If I suggested to you that to euthanize the mentally handicapped would be a boon to the tax payer your first question, after many understandable expletives, would perhaps be: who was I to decide who should live and die? And you would be right to ask, but a far larger and important question is never asked. When our government makes similar choices every day, when our ongoing wars have killed tens of thousands and at the state level we take the lives of inmates at regular intervals (and drones kill citizens without trial), why do we not ask the same of the state: what gives it the right?
The primary, and too obvious response, to this question is that ours is a democracy. We elect individuals who we believe represent us and our interest's in the government. But, whether we decide for ourselves or someone we elect decides for us, when is it ever right to kill? It is as though by deferring to a representative we have absolved ourselves of guilt like Pilate washing his hand's. But, more to the point, if it is only God to whom we grant the right of life and death (as is the assertion of so many Evangelicals) why do we invest such a God-like authority in the state?
It perhaps helps more than a little to examine the history behind the nation-state. We are living with a ghost, a holdover from the Middle Ages when church and state were the same and kings ruled by divine right. The state, so embodied in the ruler, was not to be questioned only obeyed. Like the Heavenly Father whom he represented, we were to have faith his law's were just and in our own best interest's like good and trusting children. And so we have remained, with a child's faith we no longer perceive that the adult affairs of government are any of our concern, and go back to watching what passes for journalism. For this same reason the bulk of the population feel themselves so disenfranchised that it is far simpler to defer to black and white partisan politics and vote mechanically if they vote at all. It is always someone else to blame for the state of the world, never themselves. After all, it is someone else who makes the decisions.
No matter how bad things become, it is never the forms but the individuals who fill them that deserve our wrath. The economy can crash, people may starve in the street, but to suggest that democracy is an illusion is blasphemy. As with the worship of the military, the worship of the state is an open secret. For as much as conservative groups may cry out against things like socialism and statism, they continue to venerate the state while simultaneously speaking it down. Obviously they're as much for statism as the liberals they decry. What really matters to them is who is in control, not that there is control.
I began by asking when is it ever right to kill, and I answered that this is a question we would put to the state in which we have granted God-like powers. Yet, if the state, which is little more than men and women like ourselves after all, is granted the power's of divinity how can mere mortals be trusted to wield the lightning?
Kings were once gods on earth who owned the land in theory if not in fact.
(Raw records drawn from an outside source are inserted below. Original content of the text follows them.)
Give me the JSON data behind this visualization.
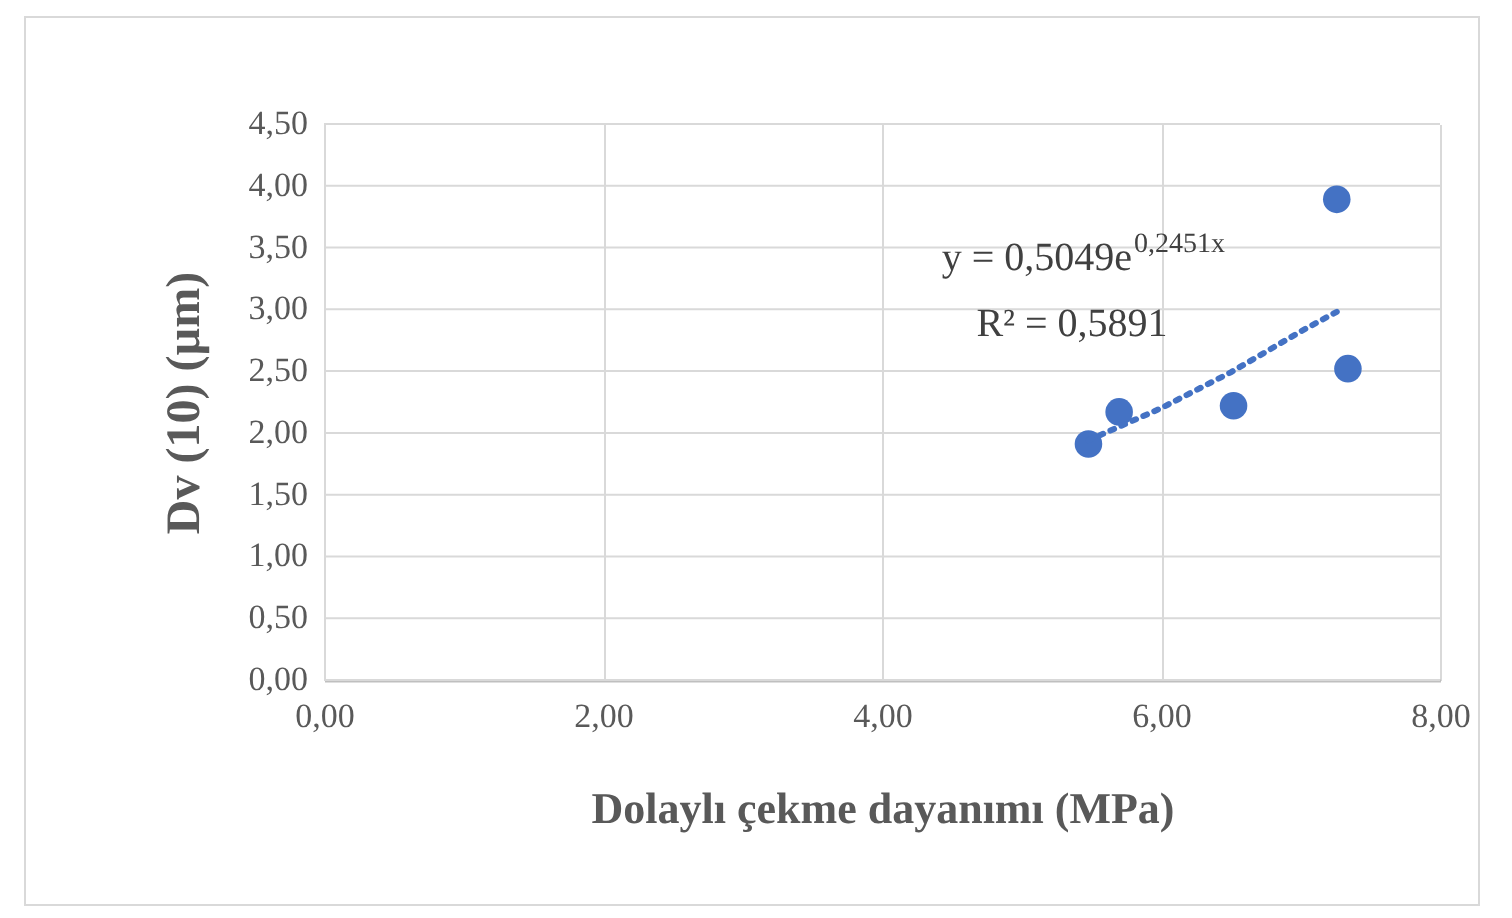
{
  "chart_data": {
    "type": "scatter",
    "xlabel": "Dolaylı çekme dayanımı (MPa)",
    "ylabel": "Dv (10) (µm)",
    "xlim": [
      0,
      8
    ],
    "xticks": [
      {
        "value": 0,
        "label": "0,00"
      },
      {
        "value": 2,
        "label": "2,00"
      },
      {
        "value": 4,
        "label": "4,00"
      },
      {
        "value": 6,
        "label": "6,00"
      },
      {
        "value": 8,
        "label": "8,00"
      }
    ],
    "ylim": [
      0,
      4.5
    ],
    "yticks": [
      {
        "value": 0,
        "label": "0,00"
      },
      {
        "value": 0.5,
        "label": "0,50"
      },
      {
        "value": 1,
        "label": "1,00"
      },
      {
        "value": 1.5,
        "label": "1,50"
      },
      {
        "value": 2,
        "label": "2,00"
      },
      {
        "value": 2.5,
        "label": "2,50"
      },
      {
        "value": 3,
        "label": "3,00"
      },
      {
        "value": 3.5,
        "label": "3,50"
      },
      {
        "value": 4,
        "label": "4,00"
      },
      {
        "value": 4.5,
        "label": "4,50"
      }
    ],
    "grid": true,
    "series": [
      {
        "color": "#4472c4",
        "marker": "circle",
        "x": [
          5.48,
          5.7,
          6.52,
          7.26,
          7.34
        ],
        "values": [
          1.91,
          2.17,
          2.22,
          3.89,
          2.52
        ]
      },
      {
        "type": "line",
        "color": "#4472c4",
        "marker": "none",
        "line_style": "dotted",
        "x": [
          5.48,
          6.0,
          6.5,
          7.0,
          7.26
        ],
        "values": [
          1.94,
          2.2,
          2.49,
          2.82,
          2.98
        ]
      }
    ],
    "annotations": [
      "y = 0,5049e$^{0,2451x}$",
      "R² = 0,5891"
    ]
  }
}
God granted them such trust because God, they said, had conveniently granted it to them at birth. Those elected by men still own the land, that is property, but I see no reason to trust the prudence of presidents any more than the mercy of monarchs. And so we might conclude, who ever we grant the right to kill need not take away one's rights for they were never there to begin with. Thus we go on just whistling in the dark while we keep our head's down.